東北地方を中心とした短い夏のあまり多くない鮎釣りの記録。家族に感謝して。近くの広瀬川の環境等にも拘るも、オフは時事問題も

広島原爆の日

2020-08-06 17:16:03 | 思いつくまま

        

      「序」

               峠 三吉

ちちをかえせ ははをかえせ

としよりをかえせ

こどもをかえせ

 

わたしをかえせ わたしにつながる

にんげんをかえせ

 

にんげんの にんげんのよのあるかぎり

くずれぬへいわを

へいわをかえせ

     「水ヲ下サイ」

              原 民喜

水ヲ下サイ

アア 水ヲ下サイ

ノマシテ下サイ

死ンダハウガ マシデ

死ンダハウガ

アア

タスケテ タスケテ

水ヲ

水ヲ

ドウカ

ドナタカ 

  オーオーオーオー

  オーオーオーオー

 

天ガ裂ケ

街ガ無クナリ

川ガ

ナガレテヰル

  オーオーオーオー

  オーオーオーオー

 

夜ガクル

夜ガクル

ヒカラビタ眼ニ

タダレタ唇ニ

ヒリヒリ灼ケテ

フラフラノ

コノ メチヤクチアヤノ

顔ノ

ノンゲンノウメキ

ニンゲンノ

  

      「原爆」

                山代 鈴子(中学二年)

私は七つ、妹は三つ、

そしたお父さんは

北支のどこかで

戦争をしているということで、

ずいぶん 前からたよりがなかった。

 

母は

あの日

きんろうほうしで

町に きょうせいたちのきのあとしまつに

出ていた。

 

私は、

家の近くの会館で、皆んなと勉強していた。

 

午前八時十五分

その時

原爆はうつくしいひかりにみちて

かがやきにあふれて

おちてきた。

 

窓ガラスがやぶれて

床にちらばっているなかを

私は家にかけて帰った

なにかしらないが

おそろしいものにおそおわれて

たまらなく母のふところが

こいしかったからだとおぼえている

 

家では

姉と妹が

へしまがった天井の下で

ほこりだらけのたたみの上にだきあって

すわっていた

 

それから二時間

全身が焼けただれて

息もたえだえになって

母が帰ってきた。

父がいなくて一家の柱の

たった一人の私達の

母が、

 

姉は

毎日 どくだみをせんじて 母にのませ

うじのわいている

指のまたのかさぶたをうがしては、

おしろい粉をふった。

 

そして それから七年。

いろんなことがあったけれど

私は十三、妹は九つ、

父は戦争で死んでしまって帰らなかったが、

母は

今日も。
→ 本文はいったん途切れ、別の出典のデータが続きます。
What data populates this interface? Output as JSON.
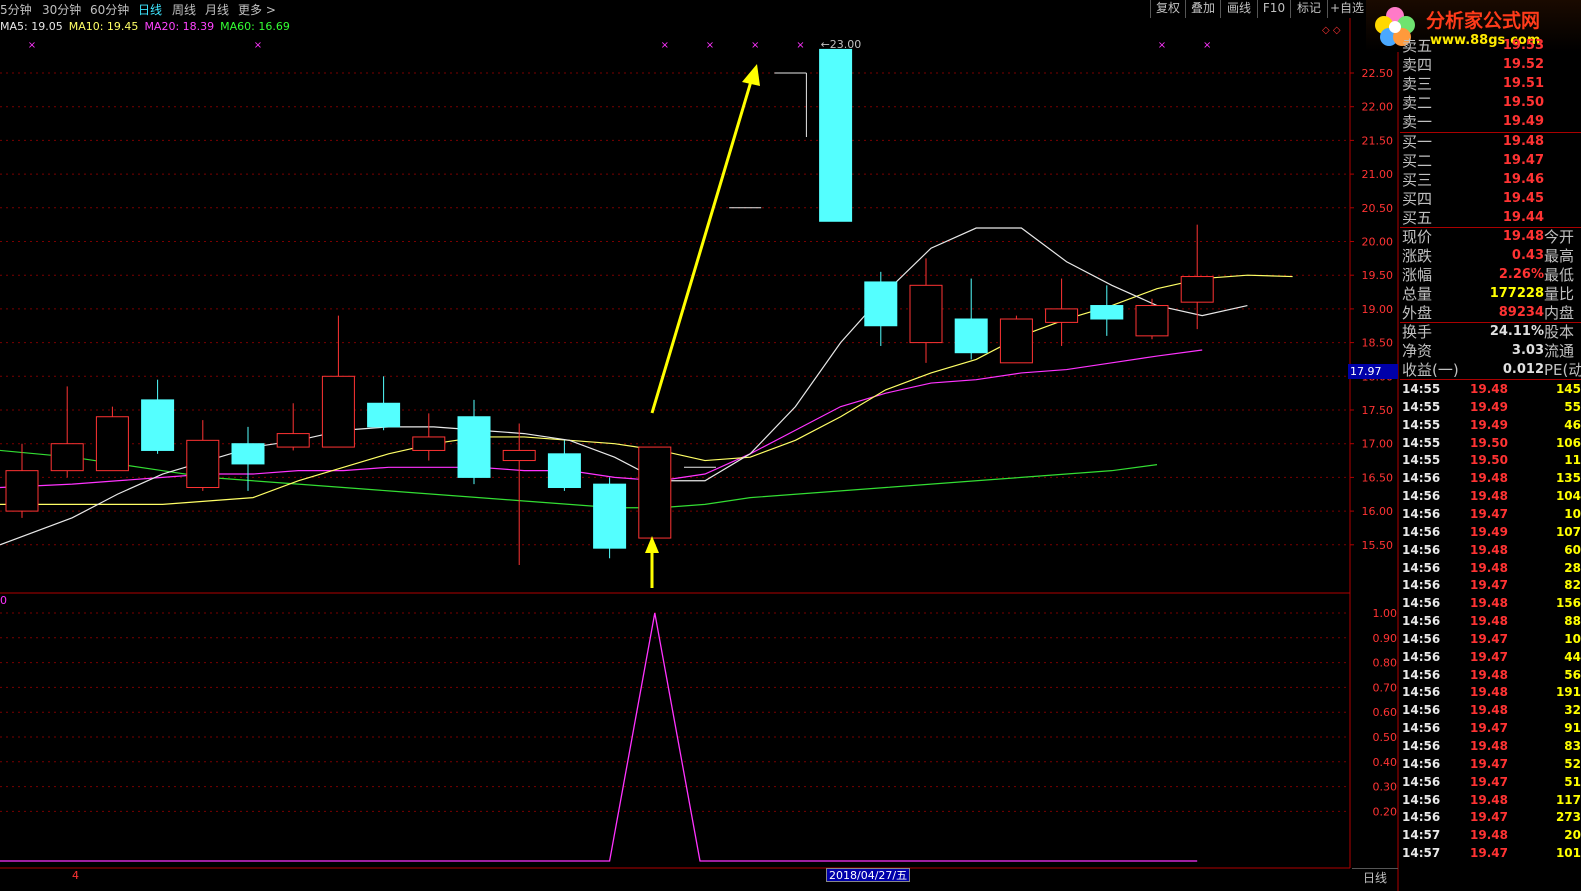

あの原爆で不自由な体で

くわをふるっている。

 

原爆はいやだ

それにもまして

父をころし

原爆をおとした

戦争はいやだ。

 

                     (合掌)

掲載させていただいた詩三篇は、「第二楽章 ヒロシマの風」(吉永小百合編・男鹿和雄画 角川文庫 平成十二年発行)からです。